Frequently Asked Questions

As people age, the brain's thirst mechanism becomes less sensitive, and the body's ability to conserve water diminishes. This means seniors may not feel thirsty even when their bodies are already low on fluids, increasing the risk of dehydration.

Signs of dehydration can include dry mouth, fatigue, dizziness, confusion, dark-colored urine, and decreased urine output. In more severe cases, symptoms can escalate to rapid heart rate, low blood pressure, and confusion.
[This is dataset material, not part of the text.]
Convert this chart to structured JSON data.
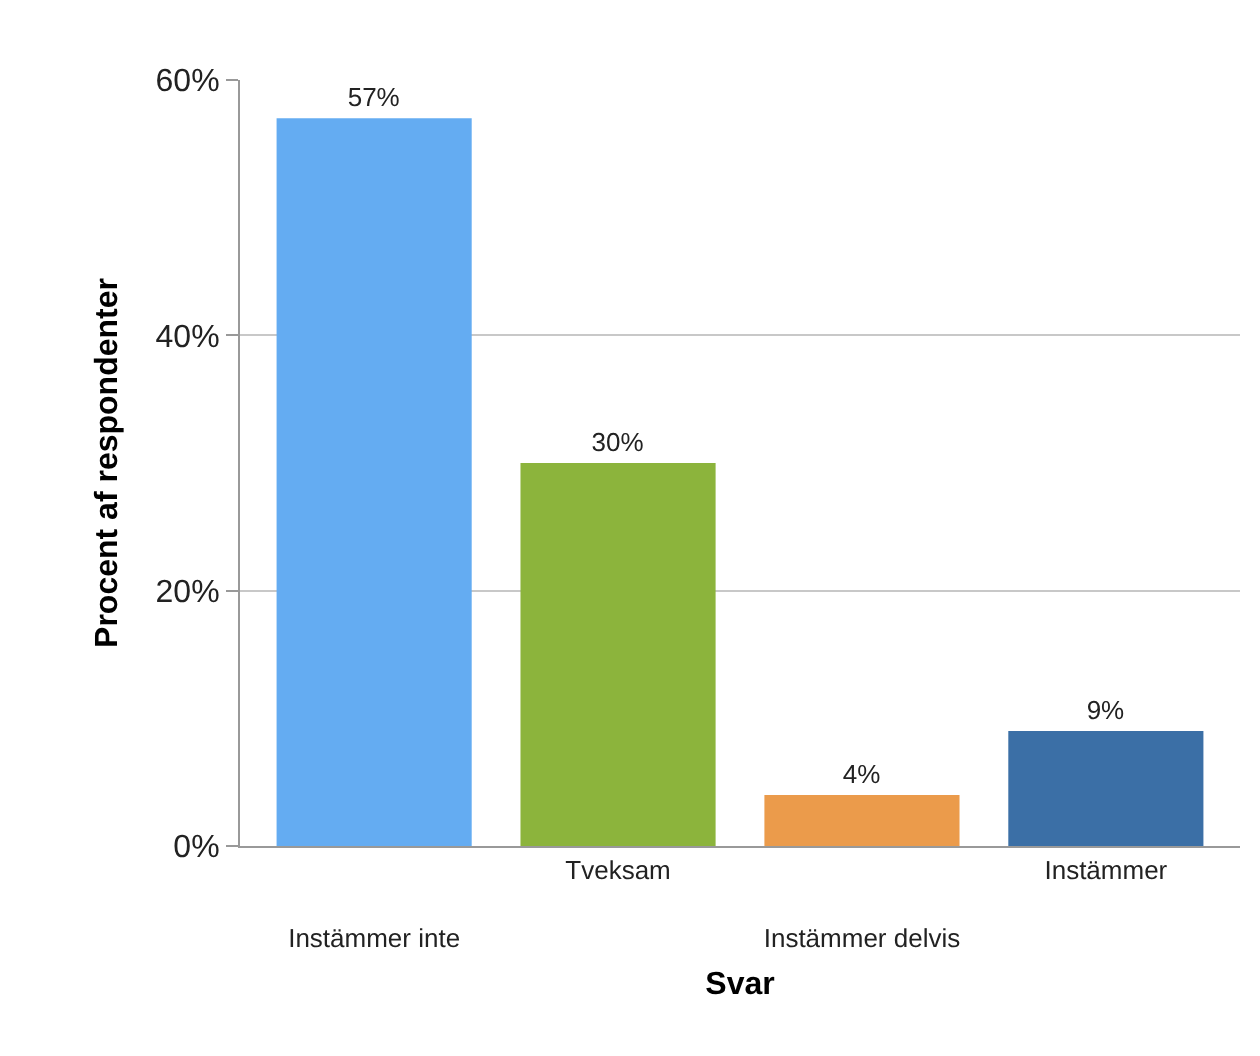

While recommendations vary, a general guideline is to aim for 6 to 8 cups of fluid per day. However, individual needs differ based on health, medication, and activity level. Consulting a healthcare provider for a personalized recommendation is always best.

Good alternatives include naturally flavored or infused water, herbal teas (hot or iced), low-sodium broths, and milk. It is best to avoid or limit caffeinated beverages and high-sugar drinks like soda and many fruit juices.

Yes, many foods have a high water content and can contribute significantly to hydration. Excellent choices include fruits like watermelon, strawberries, and oranges, and vegetables like cucumber, celery, and lettuce.

Effective reminders include using visual cues like brightly colored or clear cups, setting alarms on a phone or clock, posting notes in common areas, and creating a routine to drink with meals and medication. Some smart water bottles can also remind users to sip at regular intervals.

The best drinkware depends on the individual's needs. For those with limited grip or tremors, two-handled mugs, weighted cups, or non-slip cups are helpful. Spouted or angled cups and straws can assist those with swallowing difficulties.

References

  1. 1
  2. 2
  3. 3
  4. 4
  5. 5

Medical Disclaimer

This content is for informational purposes only and should not replace professional medical advice. Always consult a qualified healthcare provider regarding personal health decisions.